Researchers at Johns Hopkins Medicine say they have advanced understanding of how smoking damages the eye and contributes to the development of age-related macular degeneration (AMD).  

While it is clear that people who smoke are more likely to develop AMD than non-smokers, smoking’s role in eye disease development remained unclear, they said.   

In a report published in the Proceedings of the National Academy of Sciences, the researchers compared how retinal pigmented epithelial cells changed in three-month-old and 12-month-old mice after acute and chronic cigarette smoke exposure (these ages correspond to young adulthood and late middle age in humans). 

"Smoking is often assumed to accelerate aging by releasing tissue-damaging molecules called free radicals," said Professor James Handa, principal investigator and head of the retina division at the Wilmer Eye Institute at Johns Hopkins. This study showed that smoking also causes epigenetic changes – non-permanent shifts in gene expression that are not caused by changes in a cell's DNA sequence – to retinal pigmented epithelial (RPE) cells that have widespread effects on the eye and its ability to respond to environmental stress, he said.  

Using genetic sequencing techniques, the team studied RPE cells from mice three, six and 10 days after they were injected with cigarette smoke condensate, and those exposed to cigarette smoke daily for four months. Researchers were able to identify dysfunctional RPE cells and understand how chromatin accessibility changed post-exposure. Such changes, if found, would indicate drastic shifts in a cell's ability to adapt, function and survive, they said.  

In both young and aged mice, acute exposure to injected condensate caused the formation of dysfunctional RPE clusters with decreased expression of core RPE cell function genes, decreased chromatin accessibility and decreased expression of "hallmarks of aging" genes, which prevent or regulate processes linked to aging. Such processes include genomic instability, shrinkage of the ends of chromosomes and disruption of cells' energy-producing mitochondria, among others, they explained.  

Changes in chromatin arrangement caused by acute cigarette smoke stress limited the ability of young and aged mouse RPE cells to function, and replicated characteristics seen in humans with AMD, the researchers said. 

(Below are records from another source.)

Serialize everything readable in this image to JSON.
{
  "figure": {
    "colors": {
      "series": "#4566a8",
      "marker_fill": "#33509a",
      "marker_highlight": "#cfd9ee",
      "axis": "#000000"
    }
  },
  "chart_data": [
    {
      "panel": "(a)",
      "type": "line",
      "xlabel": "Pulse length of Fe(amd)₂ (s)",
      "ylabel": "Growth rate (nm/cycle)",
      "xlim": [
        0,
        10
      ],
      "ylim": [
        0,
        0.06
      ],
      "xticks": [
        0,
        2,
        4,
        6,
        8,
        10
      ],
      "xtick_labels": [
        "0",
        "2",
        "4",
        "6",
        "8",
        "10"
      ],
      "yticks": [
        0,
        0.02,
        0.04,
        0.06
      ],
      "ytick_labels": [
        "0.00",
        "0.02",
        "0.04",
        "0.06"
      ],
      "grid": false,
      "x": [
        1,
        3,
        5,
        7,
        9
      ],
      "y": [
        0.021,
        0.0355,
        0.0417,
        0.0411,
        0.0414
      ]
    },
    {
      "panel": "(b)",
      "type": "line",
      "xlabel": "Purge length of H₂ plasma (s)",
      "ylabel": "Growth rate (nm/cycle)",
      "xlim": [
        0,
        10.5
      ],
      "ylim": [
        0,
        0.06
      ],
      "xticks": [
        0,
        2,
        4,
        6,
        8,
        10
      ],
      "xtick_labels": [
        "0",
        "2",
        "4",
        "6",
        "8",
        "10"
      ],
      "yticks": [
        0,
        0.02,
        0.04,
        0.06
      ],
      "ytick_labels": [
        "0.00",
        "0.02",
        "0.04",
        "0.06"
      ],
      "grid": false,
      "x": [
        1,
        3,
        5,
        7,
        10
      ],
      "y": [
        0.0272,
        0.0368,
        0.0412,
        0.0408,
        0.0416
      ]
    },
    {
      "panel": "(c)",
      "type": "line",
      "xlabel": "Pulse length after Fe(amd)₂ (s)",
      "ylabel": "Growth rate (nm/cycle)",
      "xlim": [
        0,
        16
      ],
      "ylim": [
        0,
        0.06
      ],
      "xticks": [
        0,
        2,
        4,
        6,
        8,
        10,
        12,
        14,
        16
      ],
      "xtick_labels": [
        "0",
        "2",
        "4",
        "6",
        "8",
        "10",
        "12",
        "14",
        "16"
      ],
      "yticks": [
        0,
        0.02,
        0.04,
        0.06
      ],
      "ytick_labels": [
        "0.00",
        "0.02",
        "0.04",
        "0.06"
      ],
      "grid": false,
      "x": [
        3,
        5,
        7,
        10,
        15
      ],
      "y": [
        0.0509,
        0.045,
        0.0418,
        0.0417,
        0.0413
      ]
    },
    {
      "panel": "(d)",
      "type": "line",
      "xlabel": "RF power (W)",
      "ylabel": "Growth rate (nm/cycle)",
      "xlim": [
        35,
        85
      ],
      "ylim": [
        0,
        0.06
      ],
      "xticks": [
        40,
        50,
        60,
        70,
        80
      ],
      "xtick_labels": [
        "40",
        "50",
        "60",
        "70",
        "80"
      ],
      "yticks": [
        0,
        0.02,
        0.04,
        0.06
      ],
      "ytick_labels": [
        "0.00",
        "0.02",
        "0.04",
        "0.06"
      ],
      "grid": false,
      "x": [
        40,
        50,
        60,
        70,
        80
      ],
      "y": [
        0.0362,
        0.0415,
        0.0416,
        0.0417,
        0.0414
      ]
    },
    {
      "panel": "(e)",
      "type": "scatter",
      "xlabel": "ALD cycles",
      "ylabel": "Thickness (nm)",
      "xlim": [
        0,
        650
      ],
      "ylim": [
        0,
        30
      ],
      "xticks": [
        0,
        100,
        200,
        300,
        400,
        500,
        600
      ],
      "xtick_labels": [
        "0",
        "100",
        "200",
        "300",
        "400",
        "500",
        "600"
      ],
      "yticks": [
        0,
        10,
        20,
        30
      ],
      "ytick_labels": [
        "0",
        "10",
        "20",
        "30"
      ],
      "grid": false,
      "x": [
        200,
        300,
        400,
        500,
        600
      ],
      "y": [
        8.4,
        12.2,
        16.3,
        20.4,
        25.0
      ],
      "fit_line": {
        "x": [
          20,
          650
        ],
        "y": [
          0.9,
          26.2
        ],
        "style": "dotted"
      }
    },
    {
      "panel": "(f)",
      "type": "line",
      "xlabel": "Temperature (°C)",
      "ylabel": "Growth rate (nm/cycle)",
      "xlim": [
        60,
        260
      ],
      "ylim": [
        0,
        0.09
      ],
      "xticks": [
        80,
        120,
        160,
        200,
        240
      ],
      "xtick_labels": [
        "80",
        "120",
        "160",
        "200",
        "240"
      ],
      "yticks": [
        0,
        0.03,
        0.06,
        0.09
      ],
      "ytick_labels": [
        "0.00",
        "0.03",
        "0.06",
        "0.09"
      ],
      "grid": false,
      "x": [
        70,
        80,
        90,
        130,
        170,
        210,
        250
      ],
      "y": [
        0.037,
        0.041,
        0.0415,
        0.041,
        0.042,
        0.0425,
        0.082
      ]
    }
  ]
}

Notably, they found that a separate, distinct subset of hallmarks of aging genes were expressed only in the dysfunctional cells of young mice treated with cigarette smoke condensate, but not their aged counterparts. Similar observations were made in young and aged mice that had been exposed to cigarette smoke daily for four months. 

Conducting additional experiments with RPE cells donated by two people without AMD, who did not smoke, one person without AMD who smoked, and one person with early AMD, the researchers identified 1,698 genes that either increased or decreased in expression and were shared between dysfunctional human and mouse RPE cells.  

Collectively, they suggested the shared hallmarks of aging genes may be relevant to AMD development and progression, said Prof Handa. "Knowing environmental stress can interfere with the eye's ability to produce the genes needed to stay healthy, we now want to narrow down which changes are temporary and which are permanent.”